Wax on wax off my ass! What if Miyagi had abused his role as Daniel-san's mentor for personal gain?
  1. Daniel-san, build me a high-rise condominium. Old furniture out, new furniture in.
  2. Daniel-san, develop me a mutual fund. Call it: Miyagi Investments. Funds in, funds out.
  3. Daniel-san, design me a Space Shuttle. Call it Miyagi One. Payload up, payload down. Don't forget to breath. Very important.
  4. Daniel-san, program Miyagi a Web site. Code in, bugs out.
  5. Daniel-san, ghost-write Miyagi's autobiography. Embellishments in, embarrassments out. Keep breathing, Daniel-san!
  6. Daniel-san, direct feature-length movie about Miyagi. Special effects in...and even more special effects in, Daniel-san.

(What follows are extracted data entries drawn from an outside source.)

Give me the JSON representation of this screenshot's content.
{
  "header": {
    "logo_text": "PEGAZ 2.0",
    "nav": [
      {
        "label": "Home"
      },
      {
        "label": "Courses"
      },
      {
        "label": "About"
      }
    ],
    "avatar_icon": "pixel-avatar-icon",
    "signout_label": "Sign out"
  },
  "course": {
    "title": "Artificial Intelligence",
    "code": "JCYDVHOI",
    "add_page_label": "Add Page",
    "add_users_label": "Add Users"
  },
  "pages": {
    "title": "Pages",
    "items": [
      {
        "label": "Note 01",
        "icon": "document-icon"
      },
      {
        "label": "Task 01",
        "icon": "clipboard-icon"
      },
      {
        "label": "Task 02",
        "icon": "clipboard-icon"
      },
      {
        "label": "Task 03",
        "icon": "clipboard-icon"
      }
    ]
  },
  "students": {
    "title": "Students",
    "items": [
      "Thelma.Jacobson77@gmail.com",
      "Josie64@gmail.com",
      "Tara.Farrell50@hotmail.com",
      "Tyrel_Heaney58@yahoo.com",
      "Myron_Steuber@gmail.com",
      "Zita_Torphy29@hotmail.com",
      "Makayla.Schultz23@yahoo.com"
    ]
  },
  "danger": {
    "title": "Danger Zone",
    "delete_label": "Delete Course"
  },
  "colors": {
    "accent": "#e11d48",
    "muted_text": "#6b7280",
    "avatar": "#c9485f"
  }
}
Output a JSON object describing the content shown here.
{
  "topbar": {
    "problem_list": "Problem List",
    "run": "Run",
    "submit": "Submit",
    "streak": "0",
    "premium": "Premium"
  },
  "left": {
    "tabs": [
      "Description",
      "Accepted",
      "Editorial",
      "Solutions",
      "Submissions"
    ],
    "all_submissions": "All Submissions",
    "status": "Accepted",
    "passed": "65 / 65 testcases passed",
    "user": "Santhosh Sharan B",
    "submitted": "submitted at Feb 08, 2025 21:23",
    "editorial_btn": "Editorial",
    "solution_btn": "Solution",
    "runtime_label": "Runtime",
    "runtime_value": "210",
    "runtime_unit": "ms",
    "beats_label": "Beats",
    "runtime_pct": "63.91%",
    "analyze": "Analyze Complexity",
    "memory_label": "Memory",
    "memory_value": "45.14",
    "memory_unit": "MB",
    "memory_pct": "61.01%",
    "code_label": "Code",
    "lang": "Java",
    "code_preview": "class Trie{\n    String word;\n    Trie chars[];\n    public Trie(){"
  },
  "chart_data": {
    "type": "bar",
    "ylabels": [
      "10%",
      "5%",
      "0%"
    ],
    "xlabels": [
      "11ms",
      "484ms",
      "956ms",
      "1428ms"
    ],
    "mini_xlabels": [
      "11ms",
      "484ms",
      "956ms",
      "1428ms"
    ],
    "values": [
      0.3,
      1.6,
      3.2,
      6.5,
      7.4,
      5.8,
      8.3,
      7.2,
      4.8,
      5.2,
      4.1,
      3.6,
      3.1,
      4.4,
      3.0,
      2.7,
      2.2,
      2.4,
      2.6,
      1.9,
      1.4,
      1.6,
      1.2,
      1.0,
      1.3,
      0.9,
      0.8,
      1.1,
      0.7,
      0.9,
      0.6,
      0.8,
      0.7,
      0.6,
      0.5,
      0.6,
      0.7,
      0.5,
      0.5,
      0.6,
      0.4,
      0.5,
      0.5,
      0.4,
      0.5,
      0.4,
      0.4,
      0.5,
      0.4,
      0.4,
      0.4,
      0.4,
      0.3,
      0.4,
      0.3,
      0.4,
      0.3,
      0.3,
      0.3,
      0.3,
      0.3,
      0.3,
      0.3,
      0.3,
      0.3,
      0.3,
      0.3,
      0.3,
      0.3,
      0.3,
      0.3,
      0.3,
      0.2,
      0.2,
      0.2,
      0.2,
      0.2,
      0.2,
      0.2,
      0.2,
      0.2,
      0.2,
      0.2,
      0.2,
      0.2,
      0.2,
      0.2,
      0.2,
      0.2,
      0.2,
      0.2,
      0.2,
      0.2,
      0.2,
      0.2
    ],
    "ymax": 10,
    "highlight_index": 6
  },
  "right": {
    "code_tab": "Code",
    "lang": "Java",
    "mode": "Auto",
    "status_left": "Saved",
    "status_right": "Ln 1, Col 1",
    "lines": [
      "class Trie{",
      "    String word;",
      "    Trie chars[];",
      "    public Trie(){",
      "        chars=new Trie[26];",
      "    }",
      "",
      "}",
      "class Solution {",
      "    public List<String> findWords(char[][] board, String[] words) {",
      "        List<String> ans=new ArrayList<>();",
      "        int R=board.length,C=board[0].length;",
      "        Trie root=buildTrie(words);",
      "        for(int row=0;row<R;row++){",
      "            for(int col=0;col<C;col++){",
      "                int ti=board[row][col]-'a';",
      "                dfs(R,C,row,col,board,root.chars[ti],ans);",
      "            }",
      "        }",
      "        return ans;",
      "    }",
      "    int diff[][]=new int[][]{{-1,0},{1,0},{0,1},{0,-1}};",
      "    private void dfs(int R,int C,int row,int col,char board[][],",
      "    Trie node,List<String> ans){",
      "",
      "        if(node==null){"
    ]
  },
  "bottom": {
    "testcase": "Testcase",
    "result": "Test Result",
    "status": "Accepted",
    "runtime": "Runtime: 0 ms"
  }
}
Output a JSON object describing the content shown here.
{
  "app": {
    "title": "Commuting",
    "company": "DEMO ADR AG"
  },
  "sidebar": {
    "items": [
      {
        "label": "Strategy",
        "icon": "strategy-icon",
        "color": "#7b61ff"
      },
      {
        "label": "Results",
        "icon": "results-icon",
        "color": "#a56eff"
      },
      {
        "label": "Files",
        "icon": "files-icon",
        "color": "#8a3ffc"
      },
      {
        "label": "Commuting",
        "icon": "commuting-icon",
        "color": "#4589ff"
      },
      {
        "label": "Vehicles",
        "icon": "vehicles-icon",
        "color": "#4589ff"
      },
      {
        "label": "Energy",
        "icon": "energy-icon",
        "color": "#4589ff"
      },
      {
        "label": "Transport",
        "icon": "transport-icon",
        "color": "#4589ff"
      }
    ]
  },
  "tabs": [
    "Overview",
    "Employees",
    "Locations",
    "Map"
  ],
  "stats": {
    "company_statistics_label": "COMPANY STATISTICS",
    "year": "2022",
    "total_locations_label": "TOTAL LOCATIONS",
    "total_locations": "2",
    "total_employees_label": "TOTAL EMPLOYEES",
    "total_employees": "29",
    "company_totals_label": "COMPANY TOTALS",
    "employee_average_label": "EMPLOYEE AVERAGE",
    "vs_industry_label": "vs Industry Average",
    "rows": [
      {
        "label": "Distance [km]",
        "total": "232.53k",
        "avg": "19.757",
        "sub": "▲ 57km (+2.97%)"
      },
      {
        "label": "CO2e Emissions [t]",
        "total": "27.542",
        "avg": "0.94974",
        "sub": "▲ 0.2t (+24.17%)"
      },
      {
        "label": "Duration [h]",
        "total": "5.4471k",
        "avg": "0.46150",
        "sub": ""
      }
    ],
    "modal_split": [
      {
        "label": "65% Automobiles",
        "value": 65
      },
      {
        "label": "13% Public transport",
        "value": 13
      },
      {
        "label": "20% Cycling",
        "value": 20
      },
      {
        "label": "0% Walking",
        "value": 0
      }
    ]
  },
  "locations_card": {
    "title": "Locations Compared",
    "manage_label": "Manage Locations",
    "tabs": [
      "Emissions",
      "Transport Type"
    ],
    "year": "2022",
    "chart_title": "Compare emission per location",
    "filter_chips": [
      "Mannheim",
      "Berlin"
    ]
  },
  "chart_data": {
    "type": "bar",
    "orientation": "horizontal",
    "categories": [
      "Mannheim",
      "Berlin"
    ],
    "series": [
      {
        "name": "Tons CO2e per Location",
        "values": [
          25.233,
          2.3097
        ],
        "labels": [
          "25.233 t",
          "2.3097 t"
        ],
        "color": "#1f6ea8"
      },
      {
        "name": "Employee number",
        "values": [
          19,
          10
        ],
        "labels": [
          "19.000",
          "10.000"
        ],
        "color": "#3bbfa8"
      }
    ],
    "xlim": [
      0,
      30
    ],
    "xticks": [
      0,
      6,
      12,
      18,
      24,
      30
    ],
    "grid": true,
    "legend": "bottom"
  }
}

  7. Daniel-san, take Bar Exam for Miyagi. Correct answers on the paper, incorrect answers off the paper. Don't forget to study.
  8. Daniel-san, set up Miyagi's OKCupid dating profile. Call it KarateSexMaster. Topless photos in, real age out.
  9. Daniel-san, develop Miyagi an amusement park. Call it: Miyagi World. Customers in, money out, Daniel-san.
  10. Daniel-san, devise money-making pyramid scheme. Call it: Daniel-San Fund. Miyagi paper trail out, Daniel-san paper trail in. Allow no link back to Miyagi, Daniel-san!